Other than the extreme mud, it was a lovely day. Perfect temp for working without sweat, and although it would have been nice to have some sunshine, the muted landscape was soothing and peaceful.

I have to say: after dealing with Cody's hind end stiffness and finally finding the right diet and supplement for him, it was pure pleasure to watch him cavorting with Redford, matching Redford's feints and quick tiny turns without problem. The Quarter Horse talent for working cattle was apparent, and even if we never need Cody to do that job, it was wonderful seeing that he's healthy and feeling good enough to move so well.

Tomorrow - one day of respite from the rain! And then it's back for Sunday and Monday.

Thursday, January 21, 2010

reasons to be grateful for the rain

I'm so tired of mushy ground! We had several weeks of respite, when everything froze solid, but other than that it has not truly dried out here in probably 6-8 weeks.

And now more rain is coming.

In an effort to overcome my increasing grumpiness this morning, I'm starting a list of reasons to be grateful for the rain.
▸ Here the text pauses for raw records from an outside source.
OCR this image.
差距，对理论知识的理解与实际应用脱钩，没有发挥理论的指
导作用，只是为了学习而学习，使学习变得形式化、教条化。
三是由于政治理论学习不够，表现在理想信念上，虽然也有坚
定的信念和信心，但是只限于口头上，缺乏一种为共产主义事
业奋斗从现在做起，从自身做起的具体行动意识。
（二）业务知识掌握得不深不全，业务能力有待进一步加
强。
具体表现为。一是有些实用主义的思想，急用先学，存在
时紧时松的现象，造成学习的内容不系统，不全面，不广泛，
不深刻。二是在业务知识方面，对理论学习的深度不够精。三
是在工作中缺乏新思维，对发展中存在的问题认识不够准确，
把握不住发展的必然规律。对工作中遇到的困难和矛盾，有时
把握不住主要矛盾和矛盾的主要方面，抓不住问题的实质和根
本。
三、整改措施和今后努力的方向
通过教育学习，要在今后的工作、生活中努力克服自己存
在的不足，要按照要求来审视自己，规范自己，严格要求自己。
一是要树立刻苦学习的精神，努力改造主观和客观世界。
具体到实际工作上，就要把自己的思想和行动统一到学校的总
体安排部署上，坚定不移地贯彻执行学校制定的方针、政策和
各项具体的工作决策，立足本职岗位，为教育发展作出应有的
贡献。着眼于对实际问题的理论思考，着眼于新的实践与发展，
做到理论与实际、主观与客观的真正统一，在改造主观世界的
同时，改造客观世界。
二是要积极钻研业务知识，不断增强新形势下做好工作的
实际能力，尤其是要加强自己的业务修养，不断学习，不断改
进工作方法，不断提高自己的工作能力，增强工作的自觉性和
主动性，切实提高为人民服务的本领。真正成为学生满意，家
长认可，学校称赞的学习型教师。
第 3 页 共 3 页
Feel free to join in with me in the comment section!

1. Rain fills the creeks and rivers and lakes, cleaning things out.

2. When the creeks, rivers, and lakes are full, kayaking is more fun! And we now have kayaks!

3. Rain gives the earth a drink. More rain gives a deeper drink.

4. Rain makes the bare trees in winter look black against the gray skies and muted landscape - one of my favorite vistas.

5. Some people actually pay for mud treatments. We can get all we need for free.

6. Horses and ponies love to roll in mud. Little donkey boys not so much.

7. We have cats lying about all day long in the living room. Sleeping cats are peaceful cats.

8. The sound of rain can be meditative.

9. While basic barn chores still get done on rainy days, many things get postponed, which makes the rainy days good for writing novels.

10. If you're smart enough to park your car outside the garage during the rain, it will get washed off.

11. Rain falling is better than no rain at all.


That's about as far as I can get this morning. I had to stop myself before I put number 12:

Sometimes weather forecasters are wrong!

Tuesday, January 19, 2010

it was like spring here today

No jacket this morning when I went out to feed breakfast, no fire in the woodstove, and the pile of gloves lying near the back door offered a distant memory of the bitter cold from two weeks ago.

At the barn I discovered a cycling mare who spent half her day chasing (and sometimes at a trot) the big red QH, fly predators on my composting manure piles, and later in the day, tiger-striped mosquitoes on the Big Bay's face.

Keil and I had a lovely late in the day ride. He met me at the gate and I got most of the dried mud off him before tacking up. My daughter was already riding her pony, and we crossed paths many times before the sun started to set.

Cody got ridden too, which made me happy. I was in the arena two days ago and not only were the donkeys shoving at the gate to get in, but Cody too. The day before that the pony had nearly knocked the gate down, wanting to get in where I was riding. I love it that the arena is such a popular place!

After the ride, I untacked Keil Bay in the barn aisle and gave him a snack. About 2/3 through it he heard something and strode purposefully to the barn doors and looked out. It was moments before sunset, and he had done that magical trick horses do where they seem to gain several hands. With his head held high and his entire body on alert, he was 18 hands and counting, highlighted by the last few rays of sunlight.

We ended up by the round bale, with me putting his oil of oregano onto frogs. I happened to look up and the sky had suddenly gone pink and purple, in long layers of alternating color. Only a few minutes later, the pink had gone to white and the purple to a deep indigo blue, in the same layered pattern.

There's not much more one can hope for in a day: perfect weather; a handsome, happy horse; and a gorgeous sunset.